Lors d'une récente audition à la Chambre des représentants, Pete Hegseth, le secrétaire américain à la Défense, a révélé que la guerre en Iran a déjà engendré des dépenses foudroyantes de 25 milliards de dollars, se basant sur les estimations fournies par le contrôleur financier du Pentagone, Jules Hurst. Ce dernier a confirmé que la majorité de ces fonds a été consacrée à l'achat de munitions.
“C’est le chiffre le plus précis que l’administration ait avancé”, a rapporté Politico. Hurst a témoigné devant la Commission des forces armées, déclarant que malgré un récent cessez-le-feu, le conflit ne montre aucun signe de ralentissement.
Le site The Hill souligne que durant une réunion restreinte le 10 mars, le Pentagone a déjà évalué à plus de 11,3 milliards de dollars les coûts inculpés lors des six premiers jours d’opérations militaires.

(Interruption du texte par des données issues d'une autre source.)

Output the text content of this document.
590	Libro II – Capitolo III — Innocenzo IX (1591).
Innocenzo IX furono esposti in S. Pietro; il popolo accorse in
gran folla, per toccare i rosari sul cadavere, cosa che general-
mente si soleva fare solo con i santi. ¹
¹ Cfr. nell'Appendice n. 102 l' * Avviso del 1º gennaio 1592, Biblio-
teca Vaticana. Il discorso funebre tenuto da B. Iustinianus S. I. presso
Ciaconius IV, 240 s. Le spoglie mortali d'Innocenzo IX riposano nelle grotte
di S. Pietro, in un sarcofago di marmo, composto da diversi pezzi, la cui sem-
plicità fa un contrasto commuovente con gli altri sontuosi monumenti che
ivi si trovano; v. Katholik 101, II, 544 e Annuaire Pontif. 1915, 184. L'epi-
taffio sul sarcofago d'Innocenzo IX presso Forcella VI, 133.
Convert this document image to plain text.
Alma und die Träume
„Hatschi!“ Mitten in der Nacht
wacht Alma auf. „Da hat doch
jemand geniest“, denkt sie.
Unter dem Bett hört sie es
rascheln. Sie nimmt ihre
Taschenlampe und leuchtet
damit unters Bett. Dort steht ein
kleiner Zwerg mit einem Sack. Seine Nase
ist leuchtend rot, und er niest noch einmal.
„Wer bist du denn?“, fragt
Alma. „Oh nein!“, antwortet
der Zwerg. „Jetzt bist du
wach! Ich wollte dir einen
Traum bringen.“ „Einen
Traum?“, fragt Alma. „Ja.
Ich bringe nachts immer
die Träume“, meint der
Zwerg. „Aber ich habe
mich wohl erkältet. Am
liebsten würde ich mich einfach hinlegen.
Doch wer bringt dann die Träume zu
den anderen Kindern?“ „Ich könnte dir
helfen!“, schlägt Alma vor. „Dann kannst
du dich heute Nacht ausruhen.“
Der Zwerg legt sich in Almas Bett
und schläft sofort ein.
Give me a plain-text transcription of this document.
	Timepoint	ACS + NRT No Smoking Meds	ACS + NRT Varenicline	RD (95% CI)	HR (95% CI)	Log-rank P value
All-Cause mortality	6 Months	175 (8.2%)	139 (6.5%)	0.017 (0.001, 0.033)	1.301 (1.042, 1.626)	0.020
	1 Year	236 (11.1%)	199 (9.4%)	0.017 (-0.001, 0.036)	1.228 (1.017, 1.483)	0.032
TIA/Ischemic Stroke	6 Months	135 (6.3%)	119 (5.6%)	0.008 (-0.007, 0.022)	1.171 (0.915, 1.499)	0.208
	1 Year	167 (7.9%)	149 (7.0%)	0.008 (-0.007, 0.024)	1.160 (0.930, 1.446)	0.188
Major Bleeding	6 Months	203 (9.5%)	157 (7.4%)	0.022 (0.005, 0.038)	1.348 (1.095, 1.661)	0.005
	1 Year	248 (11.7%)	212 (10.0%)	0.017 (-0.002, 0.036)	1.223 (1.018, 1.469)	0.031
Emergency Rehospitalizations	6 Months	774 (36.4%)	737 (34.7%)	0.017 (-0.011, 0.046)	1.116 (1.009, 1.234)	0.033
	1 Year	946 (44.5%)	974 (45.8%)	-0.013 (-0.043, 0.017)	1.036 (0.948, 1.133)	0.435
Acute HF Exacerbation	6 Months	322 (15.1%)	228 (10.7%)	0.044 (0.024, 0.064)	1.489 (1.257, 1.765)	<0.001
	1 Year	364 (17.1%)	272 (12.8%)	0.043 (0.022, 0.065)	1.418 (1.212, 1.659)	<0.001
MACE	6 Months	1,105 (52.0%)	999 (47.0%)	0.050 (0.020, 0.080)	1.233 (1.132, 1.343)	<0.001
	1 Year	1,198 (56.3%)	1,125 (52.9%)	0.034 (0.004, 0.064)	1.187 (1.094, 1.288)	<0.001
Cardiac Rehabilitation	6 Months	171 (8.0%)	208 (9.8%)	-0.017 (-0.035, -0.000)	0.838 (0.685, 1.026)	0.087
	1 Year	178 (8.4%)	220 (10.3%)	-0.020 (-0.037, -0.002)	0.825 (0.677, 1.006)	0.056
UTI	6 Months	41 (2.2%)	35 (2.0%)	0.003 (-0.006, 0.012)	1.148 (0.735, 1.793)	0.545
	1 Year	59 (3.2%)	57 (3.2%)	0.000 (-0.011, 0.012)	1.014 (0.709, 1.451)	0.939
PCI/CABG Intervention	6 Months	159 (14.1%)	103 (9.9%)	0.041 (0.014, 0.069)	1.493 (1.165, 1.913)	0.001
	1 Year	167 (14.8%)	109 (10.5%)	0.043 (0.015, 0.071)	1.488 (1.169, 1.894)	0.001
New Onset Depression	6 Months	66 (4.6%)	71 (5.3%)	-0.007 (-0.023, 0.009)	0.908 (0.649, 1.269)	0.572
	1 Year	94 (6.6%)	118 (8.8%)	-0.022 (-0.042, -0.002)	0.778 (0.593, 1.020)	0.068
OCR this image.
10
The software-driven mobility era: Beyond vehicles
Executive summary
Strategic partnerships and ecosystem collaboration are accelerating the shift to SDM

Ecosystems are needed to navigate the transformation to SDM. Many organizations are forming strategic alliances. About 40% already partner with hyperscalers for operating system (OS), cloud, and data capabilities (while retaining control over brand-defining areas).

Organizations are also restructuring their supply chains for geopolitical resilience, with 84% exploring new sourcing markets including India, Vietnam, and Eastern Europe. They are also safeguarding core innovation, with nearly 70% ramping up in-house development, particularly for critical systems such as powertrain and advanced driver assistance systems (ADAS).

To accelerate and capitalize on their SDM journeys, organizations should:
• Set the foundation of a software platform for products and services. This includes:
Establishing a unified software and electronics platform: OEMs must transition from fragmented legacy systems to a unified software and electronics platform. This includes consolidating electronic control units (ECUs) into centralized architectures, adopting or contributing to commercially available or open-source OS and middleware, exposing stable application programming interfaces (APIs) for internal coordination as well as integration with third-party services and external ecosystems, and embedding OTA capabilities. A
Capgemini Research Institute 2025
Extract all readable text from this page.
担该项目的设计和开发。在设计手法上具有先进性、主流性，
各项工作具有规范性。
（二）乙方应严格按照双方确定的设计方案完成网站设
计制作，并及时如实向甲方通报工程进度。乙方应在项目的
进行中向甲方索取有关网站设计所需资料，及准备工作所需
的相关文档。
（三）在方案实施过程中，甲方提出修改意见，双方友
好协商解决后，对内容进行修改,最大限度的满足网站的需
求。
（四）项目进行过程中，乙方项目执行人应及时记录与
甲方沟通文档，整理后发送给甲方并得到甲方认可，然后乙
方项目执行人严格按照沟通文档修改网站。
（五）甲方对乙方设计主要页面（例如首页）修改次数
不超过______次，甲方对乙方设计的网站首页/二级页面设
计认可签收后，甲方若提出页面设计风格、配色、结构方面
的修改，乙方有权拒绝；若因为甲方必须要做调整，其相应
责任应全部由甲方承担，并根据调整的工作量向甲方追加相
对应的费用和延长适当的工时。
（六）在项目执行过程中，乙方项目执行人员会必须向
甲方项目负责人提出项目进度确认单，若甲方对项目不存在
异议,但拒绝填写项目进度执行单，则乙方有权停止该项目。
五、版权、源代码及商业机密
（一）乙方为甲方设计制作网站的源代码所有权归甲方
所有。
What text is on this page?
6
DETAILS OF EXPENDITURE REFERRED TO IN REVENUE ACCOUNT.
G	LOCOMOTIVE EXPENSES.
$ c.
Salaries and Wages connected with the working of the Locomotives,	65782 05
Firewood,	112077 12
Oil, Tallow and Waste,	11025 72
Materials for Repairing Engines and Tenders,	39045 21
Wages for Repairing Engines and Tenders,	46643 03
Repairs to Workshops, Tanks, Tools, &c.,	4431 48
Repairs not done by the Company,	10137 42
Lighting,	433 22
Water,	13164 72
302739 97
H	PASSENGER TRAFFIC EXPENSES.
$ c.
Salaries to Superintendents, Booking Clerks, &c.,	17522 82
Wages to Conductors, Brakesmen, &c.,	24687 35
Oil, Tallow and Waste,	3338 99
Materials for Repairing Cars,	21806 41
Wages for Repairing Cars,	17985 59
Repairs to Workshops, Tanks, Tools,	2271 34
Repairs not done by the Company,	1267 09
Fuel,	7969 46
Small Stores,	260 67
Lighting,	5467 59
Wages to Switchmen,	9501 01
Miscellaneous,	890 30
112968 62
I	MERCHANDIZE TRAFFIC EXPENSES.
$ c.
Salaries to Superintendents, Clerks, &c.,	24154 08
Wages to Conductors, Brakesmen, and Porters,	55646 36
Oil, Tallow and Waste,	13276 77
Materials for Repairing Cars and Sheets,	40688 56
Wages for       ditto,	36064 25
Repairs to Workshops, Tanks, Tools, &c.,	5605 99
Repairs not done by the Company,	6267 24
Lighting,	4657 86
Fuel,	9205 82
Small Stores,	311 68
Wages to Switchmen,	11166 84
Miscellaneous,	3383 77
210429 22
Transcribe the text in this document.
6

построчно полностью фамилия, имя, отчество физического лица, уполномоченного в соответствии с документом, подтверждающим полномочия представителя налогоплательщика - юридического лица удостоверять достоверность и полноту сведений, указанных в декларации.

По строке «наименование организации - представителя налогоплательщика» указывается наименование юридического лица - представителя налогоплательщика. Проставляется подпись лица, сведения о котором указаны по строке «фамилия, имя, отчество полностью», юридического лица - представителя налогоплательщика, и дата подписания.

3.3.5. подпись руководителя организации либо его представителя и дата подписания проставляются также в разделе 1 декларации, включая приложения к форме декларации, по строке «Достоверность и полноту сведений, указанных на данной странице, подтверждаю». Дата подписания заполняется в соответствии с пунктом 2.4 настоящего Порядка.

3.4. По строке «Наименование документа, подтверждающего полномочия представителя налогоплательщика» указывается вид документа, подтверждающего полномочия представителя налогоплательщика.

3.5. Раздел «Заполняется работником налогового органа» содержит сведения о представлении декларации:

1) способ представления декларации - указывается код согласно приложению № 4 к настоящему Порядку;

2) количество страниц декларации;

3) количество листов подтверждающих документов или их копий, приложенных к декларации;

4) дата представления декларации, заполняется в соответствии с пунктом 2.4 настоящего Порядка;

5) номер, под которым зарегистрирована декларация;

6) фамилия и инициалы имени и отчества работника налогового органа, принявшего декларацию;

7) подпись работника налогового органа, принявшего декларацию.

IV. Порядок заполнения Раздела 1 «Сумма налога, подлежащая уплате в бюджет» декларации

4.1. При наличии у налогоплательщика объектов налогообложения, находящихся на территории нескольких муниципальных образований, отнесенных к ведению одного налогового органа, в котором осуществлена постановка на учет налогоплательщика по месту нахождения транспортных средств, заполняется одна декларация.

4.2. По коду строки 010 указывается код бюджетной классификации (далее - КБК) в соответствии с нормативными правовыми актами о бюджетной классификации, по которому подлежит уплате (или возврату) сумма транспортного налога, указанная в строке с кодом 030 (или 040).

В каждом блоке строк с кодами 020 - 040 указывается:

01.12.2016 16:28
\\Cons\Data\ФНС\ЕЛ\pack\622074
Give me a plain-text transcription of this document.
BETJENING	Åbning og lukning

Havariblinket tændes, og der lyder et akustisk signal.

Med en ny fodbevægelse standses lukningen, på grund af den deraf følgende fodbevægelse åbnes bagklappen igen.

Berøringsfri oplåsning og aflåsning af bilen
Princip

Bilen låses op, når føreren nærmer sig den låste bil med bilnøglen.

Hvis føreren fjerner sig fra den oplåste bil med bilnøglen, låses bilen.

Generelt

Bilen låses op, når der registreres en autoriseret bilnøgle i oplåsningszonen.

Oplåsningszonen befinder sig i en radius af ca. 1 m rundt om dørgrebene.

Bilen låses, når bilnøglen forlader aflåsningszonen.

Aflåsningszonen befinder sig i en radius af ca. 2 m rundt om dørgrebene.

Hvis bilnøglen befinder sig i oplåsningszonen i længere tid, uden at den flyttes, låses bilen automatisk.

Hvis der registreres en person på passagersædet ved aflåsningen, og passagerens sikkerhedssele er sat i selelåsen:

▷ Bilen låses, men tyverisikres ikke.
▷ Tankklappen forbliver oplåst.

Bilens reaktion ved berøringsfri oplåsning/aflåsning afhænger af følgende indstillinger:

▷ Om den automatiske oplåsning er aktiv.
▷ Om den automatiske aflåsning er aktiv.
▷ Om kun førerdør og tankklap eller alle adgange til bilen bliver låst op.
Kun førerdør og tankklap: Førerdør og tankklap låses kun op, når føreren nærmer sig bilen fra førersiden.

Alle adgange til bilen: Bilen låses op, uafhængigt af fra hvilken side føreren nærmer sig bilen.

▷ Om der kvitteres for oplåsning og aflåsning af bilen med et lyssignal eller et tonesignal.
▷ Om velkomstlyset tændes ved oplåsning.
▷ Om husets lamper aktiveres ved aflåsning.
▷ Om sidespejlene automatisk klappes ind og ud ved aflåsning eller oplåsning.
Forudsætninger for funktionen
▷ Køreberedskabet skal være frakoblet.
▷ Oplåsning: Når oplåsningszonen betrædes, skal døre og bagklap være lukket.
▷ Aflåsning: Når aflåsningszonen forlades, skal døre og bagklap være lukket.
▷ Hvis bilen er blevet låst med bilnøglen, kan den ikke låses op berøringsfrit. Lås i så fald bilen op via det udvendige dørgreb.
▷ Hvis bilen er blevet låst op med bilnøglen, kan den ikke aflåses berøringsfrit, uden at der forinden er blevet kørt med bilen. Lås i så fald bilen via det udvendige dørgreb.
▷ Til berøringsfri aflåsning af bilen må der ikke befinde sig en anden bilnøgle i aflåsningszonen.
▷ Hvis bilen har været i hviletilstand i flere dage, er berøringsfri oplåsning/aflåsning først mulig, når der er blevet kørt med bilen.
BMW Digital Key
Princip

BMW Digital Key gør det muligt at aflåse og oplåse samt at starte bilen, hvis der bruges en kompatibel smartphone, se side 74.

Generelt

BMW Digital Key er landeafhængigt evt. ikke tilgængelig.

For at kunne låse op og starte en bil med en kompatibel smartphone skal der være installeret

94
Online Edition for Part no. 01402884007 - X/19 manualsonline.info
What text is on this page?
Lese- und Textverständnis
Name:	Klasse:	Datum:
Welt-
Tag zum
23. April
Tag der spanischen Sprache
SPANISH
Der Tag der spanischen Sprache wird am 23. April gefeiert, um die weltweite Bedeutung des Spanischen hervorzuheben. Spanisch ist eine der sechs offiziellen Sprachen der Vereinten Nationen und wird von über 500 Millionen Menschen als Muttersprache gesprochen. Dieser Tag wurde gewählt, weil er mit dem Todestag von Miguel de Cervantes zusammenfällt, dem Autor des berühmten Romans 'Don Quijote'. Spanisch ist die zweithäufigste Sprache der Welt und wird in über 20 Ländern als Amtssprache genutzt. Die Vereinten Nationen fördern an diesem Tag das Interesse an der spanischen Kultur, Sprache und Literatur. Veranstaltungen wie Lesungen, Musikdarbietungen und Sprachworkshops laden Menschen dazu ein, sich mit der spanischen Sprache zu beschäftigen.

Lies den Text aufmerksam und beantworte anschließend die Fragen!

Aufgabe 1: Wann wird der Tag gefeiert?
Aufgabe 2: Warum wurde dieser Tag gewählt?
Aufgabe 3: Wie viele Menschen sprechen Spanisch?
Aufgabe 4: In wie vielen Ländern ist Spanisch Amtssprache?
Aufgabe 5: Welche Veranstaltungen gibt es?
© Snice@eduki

Une fois de plus, la majeure partie de cette somme a été allouée à l'armement.
À partir du 28 février, les forces américaines ont utilisé de vastes quantités de munitions stratégiques, y compris des missiles Tomahawk et des systèmes de défense aérienne Patriot. La guerre a eu pour effet de diminuer sensiblement les réserves des armes du Pentagone. En mars, The Hill notait aussi que le coût pour les premières 48 heures de conflit s’élevait à 5,6 milliards de dollars.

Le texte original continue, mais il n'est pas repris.